It's only getting worse..

canucka

Bluelighter
Joined
Oct 1, 2007
Messages
161
Location
CowTown
so im a 'recoving' heroin addict.. as well ive been using meth on and off for aprox. 6 years.. never been off longer than a month..
Things have been getting worse for me.. im in a very dark, very bad place right now.. Ive attempted suicide on 3 seperate occasions before in my life..
this was after the love of my life died in my arms 2 years ago almost, of a heroin OD..
right now though im feeling worse than ever.. ive been getting scripts for dillies and benzo's from about 13 diferent doc's over the past few months and it hasnt been helping..
i feel as though im at the end of my rope.. i have noone to talk to about it.. and all i want is some human fucking interaction..
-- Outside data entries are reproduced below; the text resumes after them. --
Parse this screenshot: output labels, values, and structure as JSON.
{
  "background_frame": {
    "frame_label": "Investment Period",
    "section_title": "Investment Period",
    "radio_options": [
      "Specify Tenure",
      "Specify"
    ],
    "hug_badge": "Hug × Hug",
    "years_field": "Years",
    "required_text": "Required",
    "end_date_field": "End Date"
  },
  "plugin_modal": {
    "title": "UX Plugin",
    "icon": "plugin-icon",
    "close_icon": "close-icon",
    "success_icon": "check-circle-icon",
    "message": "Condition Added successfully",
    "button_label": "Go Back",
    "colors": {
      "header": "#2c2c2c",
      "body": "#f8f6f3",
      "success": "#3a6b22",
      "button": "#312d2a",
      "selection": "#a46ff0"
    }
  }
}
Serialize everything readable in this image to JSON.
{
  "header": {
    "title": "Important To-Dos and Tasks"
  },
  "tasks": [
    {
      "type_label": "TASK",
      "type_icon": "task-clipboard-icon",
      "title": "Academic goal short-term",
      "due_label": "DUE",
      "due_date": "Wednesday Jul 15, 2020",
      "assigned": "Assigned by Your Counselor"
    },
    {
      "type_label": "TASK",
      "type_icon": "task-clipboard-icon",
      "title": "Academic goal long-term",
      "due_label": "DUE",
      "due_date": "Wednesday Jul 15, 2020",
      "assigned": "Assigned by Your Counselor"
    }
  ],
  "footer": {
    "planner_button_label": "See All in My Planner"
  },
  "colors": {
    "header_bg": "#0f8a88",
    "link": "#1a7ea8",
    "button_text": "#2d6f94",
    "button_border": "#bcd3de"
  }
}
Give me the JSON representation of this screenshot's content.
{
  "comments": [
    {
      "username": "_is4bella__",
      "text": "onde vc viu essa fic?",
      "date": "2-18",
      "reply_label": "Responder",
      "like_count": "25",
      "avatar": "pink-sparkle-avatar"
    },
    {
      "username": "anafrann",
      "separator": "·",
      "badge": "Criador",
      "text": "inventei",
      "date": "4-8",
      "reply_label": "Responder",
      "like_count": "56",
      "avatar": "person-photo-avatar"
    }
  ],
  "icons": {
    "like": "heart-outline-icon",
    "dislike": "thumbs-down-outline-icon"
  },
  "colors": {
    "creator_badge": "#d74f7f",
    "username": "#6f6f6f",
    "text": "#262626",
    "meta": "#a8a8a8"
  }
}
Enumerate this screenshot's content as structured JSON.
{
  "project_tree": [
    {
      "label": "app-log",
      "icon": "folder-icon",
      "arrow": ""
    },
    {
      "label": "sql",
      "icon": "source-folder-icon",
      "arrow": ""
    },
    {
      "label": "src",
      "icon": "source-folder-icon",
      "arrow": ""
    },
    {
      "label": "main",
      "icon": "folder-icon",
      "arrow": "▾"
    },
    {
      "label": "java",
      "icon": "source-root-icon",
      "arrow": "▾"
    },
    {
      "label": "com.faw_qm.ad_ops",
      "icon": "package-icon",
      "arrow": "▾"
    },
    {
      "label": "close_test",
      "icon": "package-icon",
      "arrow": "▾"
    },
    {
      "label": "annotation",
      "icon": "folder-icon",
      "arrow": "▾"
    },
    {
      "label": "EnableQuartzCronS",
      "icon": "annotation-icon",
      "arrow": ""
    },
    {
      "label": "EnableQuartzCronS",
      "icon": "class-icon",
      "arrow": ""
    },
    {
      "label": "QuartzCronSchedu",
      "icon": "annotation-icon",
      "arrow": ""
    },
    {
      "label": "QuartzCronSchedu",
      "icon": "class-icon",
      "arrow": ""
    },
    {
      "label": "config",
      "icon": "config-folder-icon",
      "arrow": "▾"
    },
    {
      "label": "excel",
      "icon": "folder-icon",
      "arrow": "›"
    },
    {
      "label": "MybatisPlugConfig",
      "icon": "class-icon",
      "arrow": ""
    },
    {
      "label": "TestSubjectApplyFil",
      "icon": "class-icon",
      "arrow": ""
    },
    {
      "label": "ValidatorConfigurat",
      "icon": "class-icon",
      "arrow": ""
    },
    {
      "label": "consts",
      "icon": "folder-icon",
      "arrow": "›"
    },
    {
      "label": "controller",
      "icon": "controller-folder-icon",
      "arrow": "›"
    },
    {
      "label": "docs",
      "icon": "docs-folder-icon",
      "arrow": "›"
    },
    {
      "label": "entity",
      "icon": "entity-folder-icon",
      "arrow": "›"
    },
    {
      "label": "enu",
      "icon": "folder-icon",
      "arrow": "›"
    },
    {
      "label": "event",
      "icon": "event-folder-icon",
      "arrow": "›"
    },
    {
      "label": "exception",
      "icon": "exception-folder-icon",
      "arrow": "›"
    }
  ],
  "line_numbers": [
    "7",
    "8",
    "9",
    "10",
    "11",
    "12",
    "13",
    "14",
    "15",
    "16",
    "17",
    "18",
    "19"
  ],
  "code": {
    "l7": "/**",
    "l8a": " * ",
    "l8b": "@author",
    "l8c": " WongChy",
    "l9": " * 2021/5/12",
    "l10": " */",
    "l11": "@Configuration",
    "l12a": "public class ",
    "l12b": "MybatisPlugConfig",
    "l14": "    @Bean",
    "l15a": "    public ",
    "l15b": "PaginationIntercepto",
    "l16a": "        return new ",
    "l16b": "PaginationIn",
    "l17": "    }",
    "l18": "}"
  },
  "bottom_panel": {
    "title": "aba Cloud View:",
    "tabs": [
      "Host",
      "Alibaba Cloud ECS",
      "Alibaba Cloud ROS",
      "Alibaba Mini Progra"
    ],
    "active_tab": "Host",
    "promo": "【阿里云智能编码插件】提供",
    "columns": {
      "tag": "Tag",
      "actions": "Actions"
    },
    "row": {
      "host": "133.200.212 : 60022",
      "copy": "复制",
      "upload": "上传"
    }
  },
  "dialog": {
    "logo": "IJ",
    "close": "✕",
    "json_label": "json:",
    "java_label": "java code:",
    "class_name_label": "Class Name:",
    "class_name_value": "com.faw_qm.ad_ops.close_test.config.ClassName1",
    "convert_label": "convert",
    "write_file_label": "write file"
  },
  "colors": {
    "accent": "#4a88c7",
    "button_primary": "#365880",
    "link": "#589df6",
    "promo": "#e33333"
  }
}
so ya.. what the fuck should i do?? im in a deep, dark rut that smells like death..

can anyone please say a word or two?? it would help in a big way..
 
Man, i feel for you... I know what it can be like and I struggle with it alot..

Also done the attempts on my life a few times.
I broke my neck - went onto oxys, then heroin. The love of my life left me - we were married, and she left AFTER i got clean but stuck with me while i was using..

Anyway, this isnt about me, im just saying i can relate. I dont know how or why i keep going but i do. I have a feeling in myself that I still have something to offer, something to live for and I hope every day that I find that new love, even better than the first...

You seem like a smart dude, and you know, intelligence can be a burden. Ignorance is bliss and it's true. Sometimes the thoughts we have can take over our lives and affect our souls in a way more ignorant people dont see or cant comprehend.

I say keep going. Youre worth it, and you've gotta have someone who cares. Hell, even here on the internet where you don't even know people face to face - there are individuals willing to take some time to lend some words of comfort.